New remakes give Disney a chance to fix their culturally inappropriate remarks and fill stories with greater diversity. Initially, as Michelle Smith writes for ABC, the original Aladdin came under fire for the depiction of Arabic culture as “barbaric people” of Agrabah in the song “Arabian Nights”. The story lacked cultural appropriation and the cast behind the original was largely white. In theremake, Disney secured a diverse range of actors with Aladdin being played by Cairo-born actor Mena Massoud and Jasmine by Indian-British actor Naomi Scott. Will Smith of African-American origin takes on the role of Genie, while Dutch-Tunisian actor, Marwan Kenzari, plays Jafar. It would be hard to argue this isn’t a diverse cast for Hollywood as according to Annual Annenberg study, 70 per cent of film characters are white in Hollywood. Disney meets the criteria of the multi-cultural public.
Disney reimagines female roles and takes a more feminist stance on its modern-day princess characters. In the remake, Jasmine forgets her marriage aspirations and longs to become the next sultan. Disney even added a new song with Jasmine proclaiming she won’t stay silent, “All I know is I won’t go speechless”. Critics say Disney is pushing the original characters too hard, completely transforming them from the beloved originals. The New York Times commented on Aladdin’s effort on inclusivity: “the shoehorned-in progressive messages only call more attention to the inherent crassness of Disney’s current exercise in money-grabbing nostalgia.” But the progressive messaging isn’t a complete change: Jasmine has always been a badass princess with a tiger as her pet. Adding new ambitions matches the current theme of boss women who represent female empowerment. It should be encouraged, not criticized.
Those who slam Disney for its lack of new stories should pay more attention: Disney still produces successful original content. In 2016, Zootopia received a worldwide approval and become the fourth animated film to earn $1 billion at the global box office. Frozen kept up with current trends of female empowerment by portraying girls who look for independence rather than a prince. Moana was also critically acclaimed for its amazing cultural research of Polynesia proving Disney’s ability to be commercially successful with their new content.

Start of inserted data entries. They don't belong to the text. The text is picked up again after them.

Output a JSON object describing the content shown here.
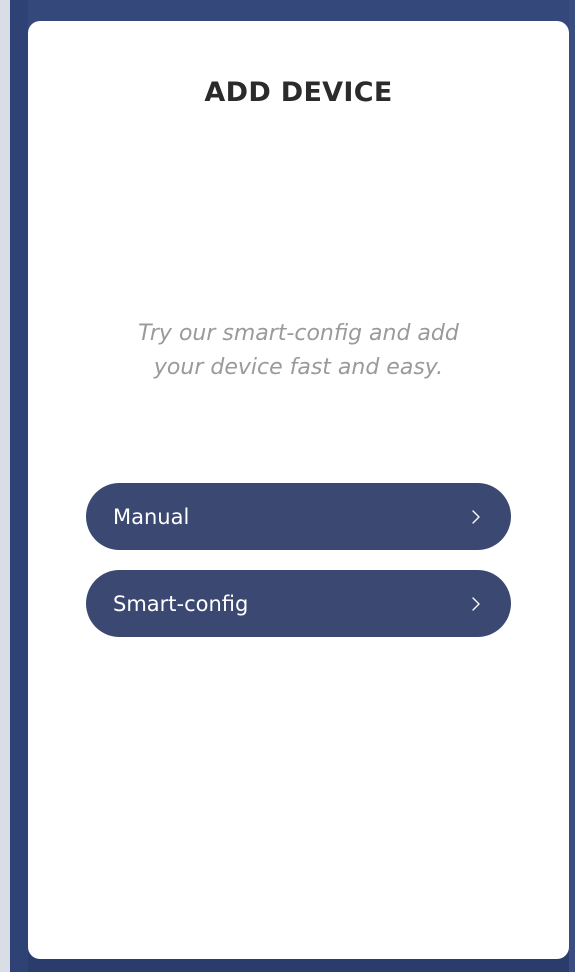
{
  "card": {
    "title": "ADD DEVICE",
    "description_lines": [
      "Try our smart-config and add",
      "your device fast and easy."
    ]
  },
  "options": [
    {
      "label": "Manual",
      "icon": "chevron-right-icon"
    },
    {
      "label": "Smart-config",
      "icon": "chevron-right-icon"
    }
  ],
  "colors": {
    "backdrop": "#2c3f72",
    "card": "#ffffff",
    "button": "#3a4872",
    "title": "#2b2b2b",
    "description": "#9a9a9a"
  }
}
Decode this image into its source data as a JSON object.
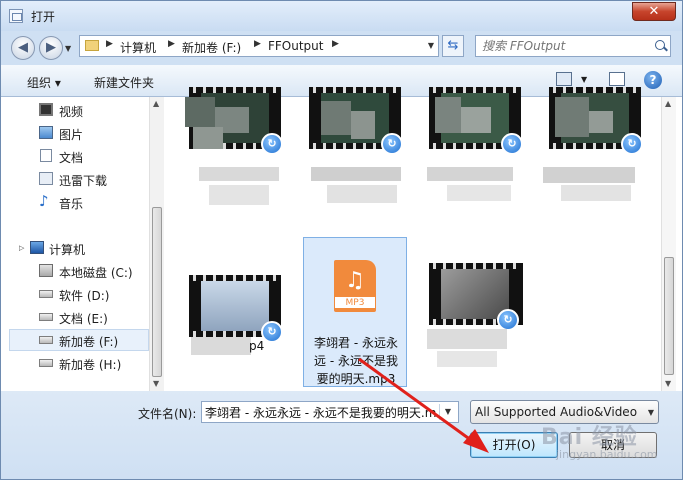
{
  "window": {
    "title": "打开",
    "close_label": "✕"
  },
  "nav": {
    "breadcrumb": [
      "计算机",
      "新加卷 (F:)",
      "FFOutput"
    ],
    "search_placeholder": "搜索 FFOutput"
  },
  "toolbar": {
    "organize_label": "组织 ▾",
    "new_folder_label": "新建文件夹",
    "help_label": "?"
  },
  "sidebar": {
    "items": [
      {
        "label": "视频",
        "icon": "video-icon"
      },
      {
        "label": "图片",
        "icon": "picture-icon"
      },
      {
        "label": "文档",
        "icon": "document-icon"
      },
      {
        "label": "迅雷下载",
        "icon": "download-icon"
      },
      {
        "label": "音乐",
        "icon": "music-icon"
      },
      {
        "label": "计算机",
        "icon": "computer-icon"
      },
      {
        "label": "本地磁盘 (C:)",
        "icon": "system-drive-icon"
      },
      {
        "label": "软件 (D:)",
        "icon": "drive-icon"
      },
      {
        "label": "文档 (E:)",
        "icon": "drive-icon"
      },
      {
        "label": "新加卷 (F:)",
        "icon": "drive-icon"
      },
      {
        "label": "新加卷 (H:)",
        "icon": "drive-icon"
      }
    ],
    "selected": "新加卷 (F:)"
  },
  "files": [
    {
      "name": "",
      "type": "video",
      "blurred": true
    },
    {
      "name": "",
      "type": "video",
      "blurred": true
    },
    {
      "name": "",
      "type": "video",
      "blurred": true
    },
    {
      "name": "",
      "type": "video",
      "blurred": true
    },
    {
      "name": "p4",
      "type": "video",
      "blurred": true
    },
    {
      "name": "李翊君 - 永远永远 - 永远不是我要的明天.mp3",
      "name_lines": [
        "李翊君 - 永远永",
        "远 - 永远不是我",
        "要的明天.mp3"
      ],
      "type": "audio",
      "format_badge": "MP3",
      "selected": true
    },
    {
      "name": "",
      "type": "video",
      "blurred": true
    }
  ],
  "footer": {
    "filename_label": "文件名(N):",
    "filename_value": "李翊君 - 永远永远 - 永远不是我要的明天.mp",
    "filetype_value": "All Supported Audio&Video",
    "open_label": "打开(O)",
    "cancel_label": "取消"
  },
  "watermark": {
    "text": "Bai 经验",
    "url": "jingyan.baidu.com"
  }
}
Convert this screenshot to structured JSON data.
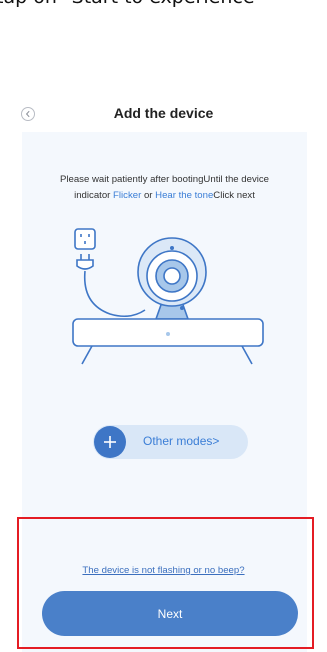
{
  "caption": "tap on \"Start to experience",
  "header": {
    "title": "Add the device",
    "back_icon": "chevron-left-icon"
  },
  "instructions": {
    "line1": "Please wait patiently after bootingUntil the device",
    "line2_prefix": "indicator ",
    "flicker": "Flicker",
    "or": " or ",
    "hear_tone": "Hear the tone",
    "line2_suffix": "Click next"
  },
  "illustration": {
    "icons": [
      "power-socket-icon",
      "power-plug-icon",
      "camera-icon",
      "tv-stand-icon"
    ]
  },
  "other_modes": {
    "label": "Other modes>",
    "icon": "plus-icon"
  },
  "help_link": "The device is not flashing or no beep?",
  "next_button": "Next",
  "colors": {
    "accent": "#4a80c9",
    "link": "#3b7ed6",
    "panel": "#f4f8fd",
    "highlight": "#e41c24"
  }
}
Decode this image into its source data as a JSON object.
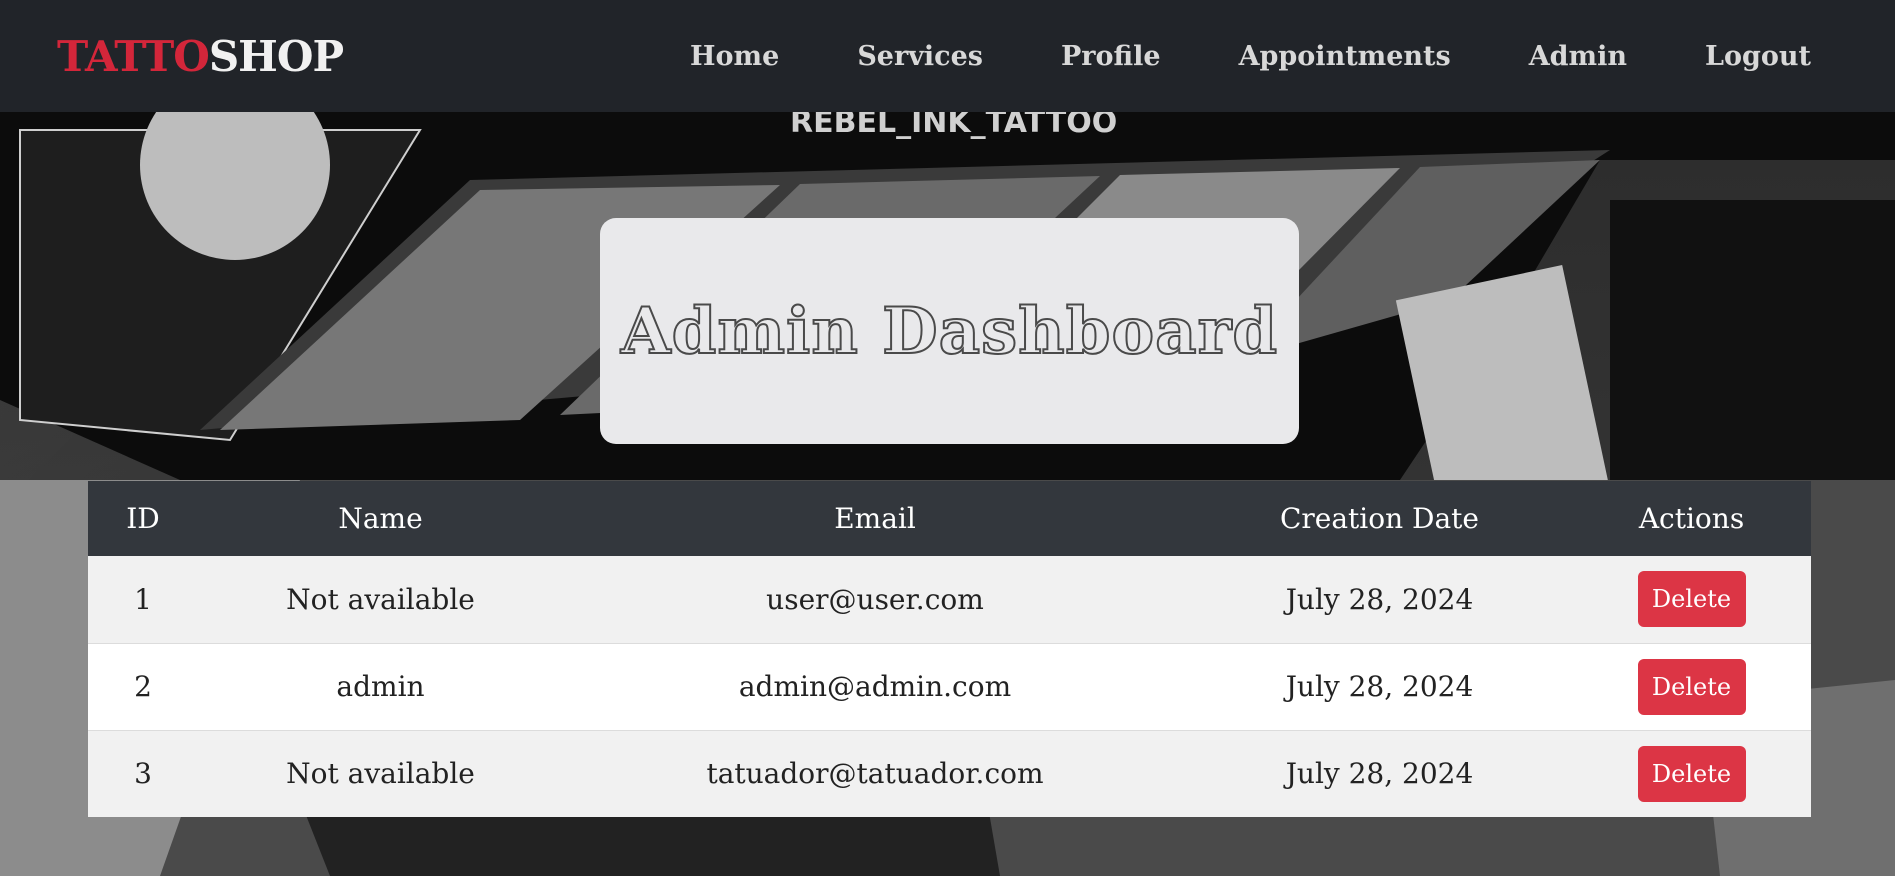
{
  "brand": {
    "part1": "TATTO",
    "part2": "SHOP"
  },
  "nav": {
    "items": [
      {
        "label": "Home"
      },
      {
        "label": "Services"
      },
      {
        "label": "Profile"
      },
      {
        "label": "Appointments"
      },
      {
        "label": "Admin"
      },
      {
        "label": "Logout"
      }
    ]
  },
  "page": {
    "title": "Admin Dashboard"
  },
  "table": {
    "headers": {
      "id": "ID",
      "name": "Name",
      "email": "Email",
      "creation_date": "Creation Date",
      "actions": "Actions"
    },
    "rows": [
      {
        "id": "1",
        "name": "Not available",
        "email": "user@user.com",
        "creation_date": "July 28, 2024",
        "action_label": "Delete"
      },
      {
        "id": "2",
        "name": "admin",
        "email": "admin@admin.com",
        "creation_date": "July 28, 2024",
        "action_label": "Delete"
      },
      {
        "id": "3",
        "name": "Not available",
        "email": "tatuador@tatuador.com",
        "creation_date": "July 28, 2024",
        "action_label": "Delete"
      }
    ]
  },
  "colors": {
    "navbar_bg": "#212429",
    "brand_accent": "#d3263a",
    "table_header_bg": "#33373d",
    "delete_button": "#dc3545",
    "title_card_bg": "#e9e9eb"
  }
}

Disney remakes compare to folklore being retold by oral tellers as they adapt their stories to connect with today’s audiences. As our views and politics change, so must the fairy tales we love to binge. Disney wants to keep its stories alive and introduce them to younger generations through live-action remakes. As anticipation for the Lion King grows, many cannot wait to see our childhood memories being played on the big screen again. Stories can be altered and updated, and every generation deserves its own version of a fairy tale. Don’t make Disney a villain.